No reason was given Monday for the unexpected resignation of the CEO of the Middletown Community Foundation.
T. Duane Gordon, who led the foundation for more than 10 years and grew it into one of the state’s most powerful organizations, resigned earlier this month, Carole Schul, board president of the foundation, told this news organization on Monday.
She refused to say why Gordon resigned. His name has been removed from the foundation’s web site.
Schul said that while the MCF searches for a permanent replacement, longtime Middletown businessman Dan Sack will serve as interim director. Sack, who worked at Armco for 24 years and as a private businessman for 20 years, said his top priorities are keeping the foundation “moving in the right direction” and finding a permanent replacement for Gordon.
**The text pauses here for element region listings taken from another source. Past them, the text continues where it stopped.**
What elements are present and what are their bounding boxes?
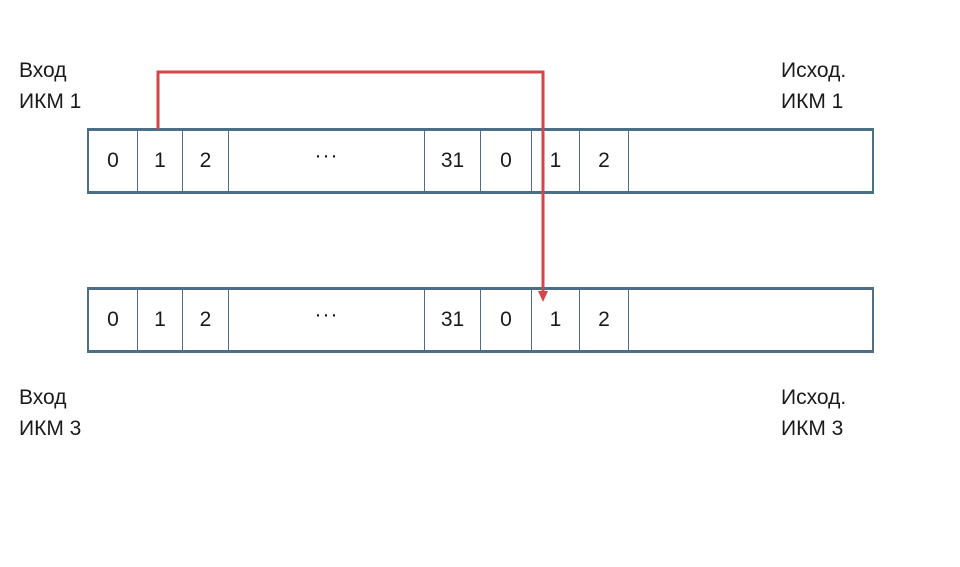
output-ikm1-label: Исход. ИКМ 1 <box>781 55 846 117</box>
timeslot-cell: 2 <box>183 290 229 350</box>
timeslot-cell: 1 <box>532 290 580 350</box>
timeslot-ellipsis: ··· <box>229 131 425 191</box>
timeslot-cell: 2 <box>580 290 629 350</box>
timeslot-cell: 0 <box>89 290 138 350</box>
timeslot-ellipsis: ··· <box>229 290 425 350</box>
timeslot-cell: 0 <box>481 290 532 350</box>
ikm1-frame: 0 1 2 ··· 31 0 1 2 <box>87 128 874 194</box>
input-label-line2: ИКМ 1 <box>19 90 82 113</box>
input-label-line1: Вход <box>19 59 67 82</box>
timeslot-cell: 1 <box>532 131 580 191</box>
timeslot-cell: 31 <box>425 290 481 350</box>
timeslot-cell: 0 <box>89 131 138 191</box>
output-label-line2: ИКМ 3 <box>781 417 844 440</box>
timeslot-cell-empty <box>629 131 872 191</box>
output-label-line1: Исход. <box>781 59 847 82</box>
input-ikm3-label: Вход ИКМ 3 <box>19 382 81 444</box>
timeslot-cell: 2 <box>580 131 629 191</box>
output-ikm3-label: Исход. ИКМ 3 <box>781 382 846 444</box>
timeslot-cell: 2 <box>183 131 229 191</box>
timeslot-cell: 1 <box>138 290 183 350</box>
timeslot-cell-empty <box>629 290 872 350</box>
input-label-line1: Вход <box>19 386 67 409</box>
timeslot-cell: 1 <box>138 131 183 191</box>
ikm3-frame: 0 1 2 ··· 31 0 1 2 <box>87 287 874 353</box>
input-ikm1-label: Вход ИКМ 1 <box>19 55 81 117</box>
timeslot-cell: 31 <box>425 131 481 191</box>
timeslot-cell: 0 <box>481 131 532 191</box>
input-label-line2: ИКМ 3 <box>19 417 82 440</box>
output-label-line2: ИКМ 1 <box>781 90 844 113</box>
output-label-line1: Исход. <box>781 386 847 409</box>
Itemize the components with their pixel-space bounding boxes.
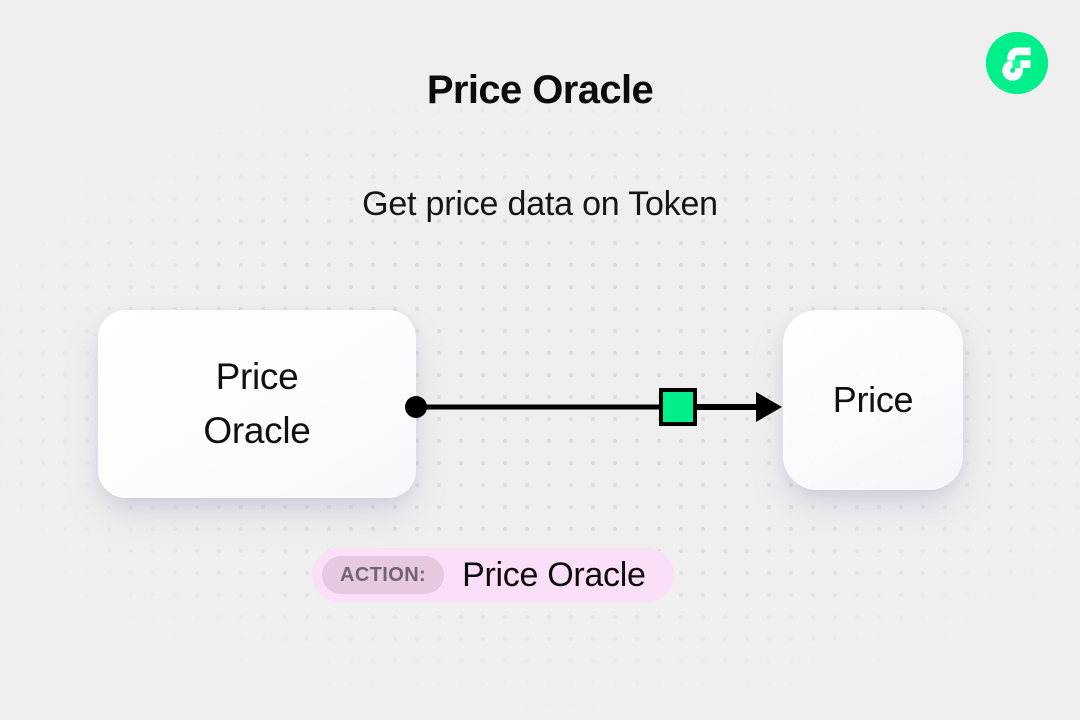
flow-logo-icon (986, 32, 1048, 94)
action-value: Price Oracle (462, 556, 646, 594)
page-title: Price Oracle (426, 68, 654, 112)
page-subtitle: Get price data on Token (362, 185, 718, 223)
action-chip-label: ACTION: (322, 556, 445, 594)
edge-arrowhead-icon (756, 392, 782, 422)
node-label: Price (832, 379, 914, 420)
node-price[interactable]: Price (783, 310, 963, 490)
edge-midpoint-square-icon[interactable] (659, 388, 697, 426)
node-price-oracle[interactable]: Price Oracle (98, 310, 416, 498)
node-label: Price Oracle (203, 356, 311, 451)
action-badge: ACTION: Price Oracle (312, 548, 674, 602)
When asked why he resigned, Gordon said in a text message to this media outlet that he didn’t wish to “discuss beyond” what was said in the news release.
He was hired in December 2007 as executive director of the Middletown Community Foundation. A graduate of Mississippi State University with a degree in communications and journalism, Gordon’s first career was as a newspaper reporter and editor at the Madison County Journal.
“On behalf of the entire Board, and the Middletown Community Foundation, we want to thank Duane for his dedicated service during a time of growth and against a challenging economic backdrop,” Schul wrote in an email to this news organization.
“We wish him all the best in his future endeavors. The Foundation remains dedicated to its mission to secure permanent and growing assets for the Middletown area’s changing needs, and looks forward to a productive year.”
According to a national study, the Middletown Community Foundation was the No. 1 most active community foundation in Ohio, which has 80 community foundations and the No. 21 most active foundation in the United States, which has more than 750 community foundations; and was ranked for the first year ever in the top 100 for per capita giving, at No. 59, with approximately $44 in gifts received per resident it serves in its communities.
Earlier this year, the MCF board of directors approved nearly $100,000 in grants to 14 local organizations.
The largest grant, worth $20,000, was awarded to People Working Cooperatively, a group that repairs homes for Middletown-area families.
Three other groups — Atrium Medical Foundation, Berachah Church, and Middletown Lyric Theater — each received $15,000 for their programs.